Eczema at Work
When people think of occupational dermatitis, they tend to think of a skin disease caused by exposure to hazardous chemicals.
However, there are a number of other skin problems that can be caused and exacerbated by work, including atopic eczema. Whether you have a pre-existing skin condition, are vulnerable to eczema or have developed contact dermatitis through your job, find out more about your legal rights at work and the steps to follow if your eczema is caused or worsened by your employment.
Different types of work-related dermatitis
Occupational dermatitis is an umbrella term for all skin problems, including eczema and psoriasis, that have been caused or aggravated by work. These can include:
Irritant contact dermatitis – caused when the skin comes into contact with a substance and damages cells, this condition can be temporary and clear up once exposure has ceased.
However, both chronic irritant contact dermatitis from prolonged exposure and irritant contact dermatitis caused by a single intense exposure tend to be permanent.
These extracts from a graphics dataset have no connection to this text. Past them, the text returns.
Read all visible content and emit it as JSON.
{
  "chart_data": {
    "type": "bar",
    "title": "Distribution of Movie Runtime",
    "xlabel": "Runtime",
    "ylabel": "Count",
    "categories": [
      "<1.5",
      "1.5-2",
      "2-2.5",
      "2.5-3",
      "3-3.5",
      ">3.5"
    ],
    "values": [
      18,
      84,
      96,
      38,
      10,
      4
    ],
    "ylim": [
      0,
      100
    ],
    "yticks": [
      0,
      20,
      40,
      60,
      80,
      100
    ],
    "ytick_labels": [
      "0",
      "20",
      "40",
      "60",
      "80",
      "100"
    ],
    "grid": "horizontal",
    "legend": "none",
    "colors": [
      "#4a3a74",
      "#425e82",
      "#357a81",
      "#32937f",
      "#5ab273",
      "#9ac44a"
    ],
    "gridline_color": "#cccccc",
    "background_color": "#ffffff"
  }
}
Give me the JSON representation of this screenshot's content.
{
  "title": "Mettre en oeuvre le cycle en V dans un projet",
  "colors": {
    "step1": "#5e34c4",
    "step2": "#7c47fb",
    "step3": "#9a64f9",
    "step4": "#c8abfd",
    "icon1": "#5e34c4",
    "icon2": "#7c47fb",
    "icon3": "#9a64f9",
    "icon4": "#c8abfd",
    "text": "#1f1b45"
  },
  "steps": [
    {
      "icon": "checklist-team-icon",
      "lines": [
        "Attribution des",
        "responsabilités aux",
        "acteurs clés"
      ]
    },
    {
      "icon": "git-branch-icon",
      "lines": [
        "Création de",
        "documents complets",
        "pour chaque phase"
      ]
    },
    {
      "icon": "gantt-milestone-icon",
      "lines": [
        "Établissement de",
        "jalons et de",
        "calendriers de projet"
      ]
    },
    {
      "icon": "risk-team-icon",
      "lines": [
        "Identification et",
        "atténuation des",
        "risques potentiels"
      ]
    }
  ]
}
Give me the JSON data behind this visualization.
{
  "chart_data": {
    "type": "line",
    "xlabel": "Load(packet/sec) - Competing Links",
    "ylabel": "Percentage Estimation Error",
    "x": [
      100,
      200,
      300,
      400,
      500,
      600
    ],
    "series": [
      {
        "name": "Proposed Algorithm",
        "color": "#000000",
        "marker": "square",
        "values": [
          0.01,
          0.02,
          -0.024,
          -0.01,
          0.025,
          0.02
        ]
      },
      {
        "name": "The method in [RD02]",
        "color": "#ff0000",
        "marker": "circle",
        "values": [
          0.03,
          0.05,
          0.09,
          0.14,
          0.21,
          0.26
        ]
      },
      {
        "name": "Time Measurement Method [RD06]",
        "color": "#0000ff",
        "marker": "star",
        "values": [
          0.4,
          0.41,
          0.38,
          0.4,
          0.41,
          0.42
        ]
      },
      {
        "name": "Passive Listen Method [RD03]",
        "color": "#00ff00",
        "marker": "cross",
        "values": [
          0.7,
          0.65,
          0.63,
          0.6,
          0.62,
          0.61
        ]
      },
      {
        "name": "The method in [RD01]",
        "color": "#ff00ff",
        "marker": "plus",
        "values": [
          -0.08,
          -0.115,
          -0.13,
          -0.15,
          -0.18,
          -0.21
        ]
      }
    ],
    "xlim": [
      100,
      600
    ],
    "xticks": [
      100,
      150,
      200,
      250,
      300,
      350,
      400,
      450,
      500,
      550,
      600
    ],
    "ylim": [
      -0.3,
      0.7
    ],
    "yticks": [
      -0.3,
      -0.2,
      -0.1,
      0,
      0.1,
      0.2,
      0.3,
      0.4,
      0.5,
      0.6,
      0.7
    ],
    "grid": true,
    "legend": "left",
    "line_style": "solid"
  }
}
Allergic contact dermatitis – when a person becomes sensitised to a substance this can lead to permanent allergic dermatitis. Any subsequent, albeit limited, contact can cause a flare-up.
People with atopic eczema are more susceptible to irritant contact dermatitis than allergic contact dermatitis.
Whether you develop one kind of dermatitis or another can depend on the intensity of your exposure to a substance and your susceptibility to the condition. While some people develop dermatitis immediately, it can take a few years for others. Generally, it will manifest within a reasonably short period after the exposure.
Legal rights of employees
An employer is responsible for protecting their employees’ safety at work. They are also required to adhere and remain up to date with Control of Substances Hazardous to Health Regulations (COSHH) in order to improve the general exposure to and management of occupational hazards.
The duties your employer has under COSHH include:
- Assess your exposure to hazardous substances at regular intervals or if any changes occur
- Prevent exposure and, where this is not possible, control exposure
- Maintain health and safety measures and keep them in good working order. Personal Protective Equipment (PPE), such as gloves and overalls, should be tested and examined regularly
- Conduct a Health Surveillance at a minimum of 12-month intervals or even more regularly
- Train employees about the risks and provide adequate safety information
Valuable information for employers vulnerable to eczema
Employers and employees have mutual obligations in the workplace towards each other.
While employers are required to look after the health and safety of their workers, employees are also required to prevent risks to their own health and that of others. Staff members also have a duty to inform employers about any health problems or concerns that they may have at work.
If you suffer from a condition such as eczema, you should let your employer know so they can take positive steps to protect you from certain substances.
What if your employer ignores your occupational dermatitis?
If your employer does not adhere to their legal duty, even if you have told them about your skin problems, which causes or worsens your occupational dermatitis, you may be entitled to claim compensation for their negligence and any impact it has had on your health and finances.
Also, if you are forced to leave your employment, you may even be able to claim for constructive dismissal. This is provided that you have worked for a continuous 12-month period and have employment rights. If you’re unsure of your rights, legal advice should always first be sought in respect of individual cases.